Vers la fin du mois d'août, la mélancolie d'Emma prit un caractère taciturne qui affligea profondément son précepteur. Elle ne se trouvait bien que seule, et souffrait avec impatience qu'on l'accompagnât dans ses promenades solitaires. Muller respectai! ce caprice et s'éloignait les larmes aux yeux. Cette époque de l'année était celle où, pour la première fois, elle avait vu Paul Vernon, et elle se rappelait tous les détails qui se rattachaient à son séjour à Champfleury. Elle était enfant alors, gaie, rieuse, sans souci de l'avenir. Combien l'horizon s'était assombri depuis ce temps! Quelles dures leçons lui avait infligées le destin! Et pourtant combien le bonheur était près d'elle encore! Paul n'était pas marié; la liaison passagère qu'il avait formée venait de se rompre. Libres tous deux, qui les empêchait de s'unir? Paul s'était éloigné d'elle, mais ne fallait-il pas excuser un écart de jeunesse? Peut-être n'était-il pas aussi corrompu qu'on le croyait, et l'amour d'ailleurs ne pouvait-il pas faire un miracle?

Voilà sur quel terrain s'aventurait l'imagination de la jeune fille, quels problèmes elle se posait pour les résoudre dans le sens de sa passion. À Paris, sur le théâtre de ses torts, Paul n'aurait eu que peu de chance de rentrer en grâce; à Champfleury, tout lui était propice, la voix des souvenirs, les conseils de l'isolement. Plus la solitude agissait sur Emma, plus la chance devenait favorable au beau cousin, plus elle se sentait ramenée impérieusement vers lui. Tout ce qui pouvait flatter ce sentiment trouvait accès auprès d'elle, tandis qu'elle en éloignait tout ce qui lui était contraire. Elle avait peur des scrupules de Muller et se défiait de sa bonté; de là sa réserve à son égard et son système de réticences.

Comme but favori de ses promenades, Emma avait choisi la lisière d'un petit bois que Paul Vernon traversait toujours quand il revenait de ses grandes chasses sur les crêtes des Vosges. C'était là qu'elle avait autrefois coutume de l'attendre; c'est là qu'elle se rendait chaque jour. Une sorte de carrefour pratiqué à l'entrée du bois permettait d'embrasser d'un coup d'œil les divers sentiers qui le traversaient. Un soir qu'Emma était allée, comme d'habitude, s'asseoir sur un tertre de gazon ménagé en avant des taillis, elle crut apercevoir dans l'une des avenues une apparition familière. Elle eut peur; un nuage passa devant ses yeux.

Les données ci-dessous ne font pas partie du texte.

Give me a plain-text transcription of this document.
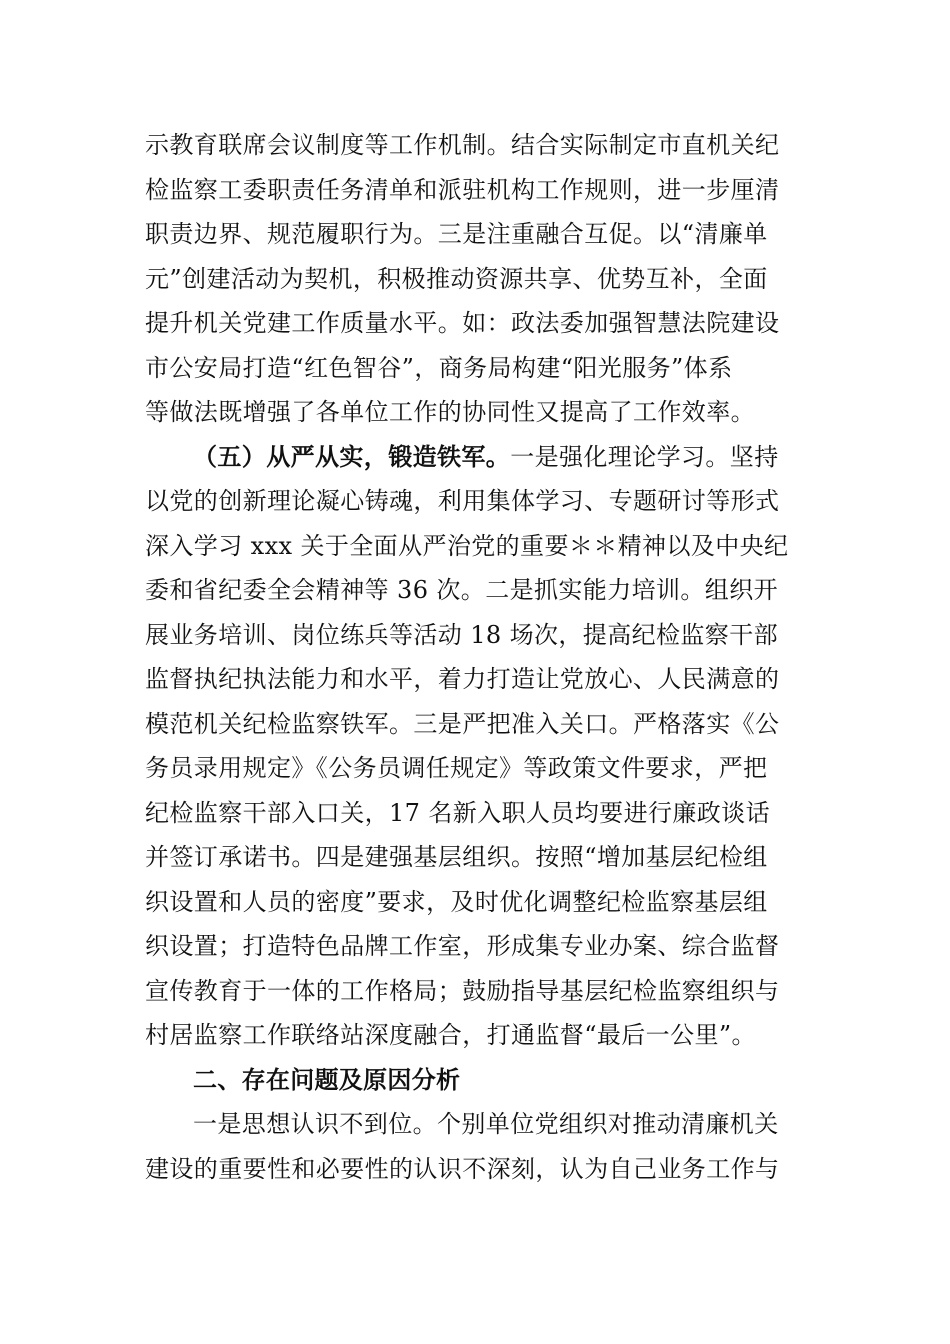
示教育联席会议制度等工作机制。结合实际制定市直机关纪
检监察工委职责任务清单和派驻机构工作规则，进一步厘清
职责边界、规范履职行为。三是注重融合互促。以“清廉单
元”创建活动为契机，积极推动资源共享、优势互补，全面
提升机关党建工作质量水平。如：政法委加强智慧法院建设
市公安局打造“红色智谷”，商务局构建“阳光服务”体系
等做法既增强了各单位工作的协同性又提高了工作效率。
（五）从严从实，锻造铁军。一是强化理论学习。坚持
以党的创新理论凝心铸魂，利用集体学习、专题研讨等形式
深入学习 xxx 关于全面从严治党的重要＊＊精神以及中央纪
委和省纪委全会精神等 36 次。二是抓实能力培训。组织开
展业务培训、岗位练兵等活动 18 场次，提高纪检监察干部
监督执纪执法能力和水平，着力打造让党放心、人民满意的
模范机关纪检监察铁军。三是严把准入关口。严格落实《公
务员录用规定》《公务员调任规定》等政策文件要求，严把
纪检监察干部入口关，17 名新入职人员均要进行廉政谈话
并签订承诺书。四是建强基层组织。按照“增加基层纪检组
织设置和人员的密度”要求，及时优化调整纪检监察基层组
织设置；打造特色品牌工作室，形成集专业办案、综合监督
宣传教育于一体的工作格局；鼓励指导基层纪检监察组织与
村居监察工作联络站深度融合，打通监督“最后一公里”。
二、存在问题及原因分析
一是思想认识不到位。个别单位党组织对推动清廉机关
建设的重要性和必要性的认识不深刻，认为自己业务工作与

-Ah! mon Dieu! dit-elle, mon Dieu! serait-ce lui?

Tout son corps frémissait; elle s'appuya sur une branche voisine, comme si elle eût craint de défaillir. L'apparition se rapprochait et devenait de plus en plus distincte. C'était lui, en effet; c'était Paul Vernon, en costume de chasse, tel qu'Emma l'avait gravé dans ses souvenirs. Il s'approcha de la jeune fille, tremblante d'émotion et de surprise.

--Quoi! ma cousine, lui dit-il, c'est vous! Vous ici toute seule!

--Oui, mon cousin, répondit Emma heureuse et troublée; oui, c'est bien moi: je vous attendais.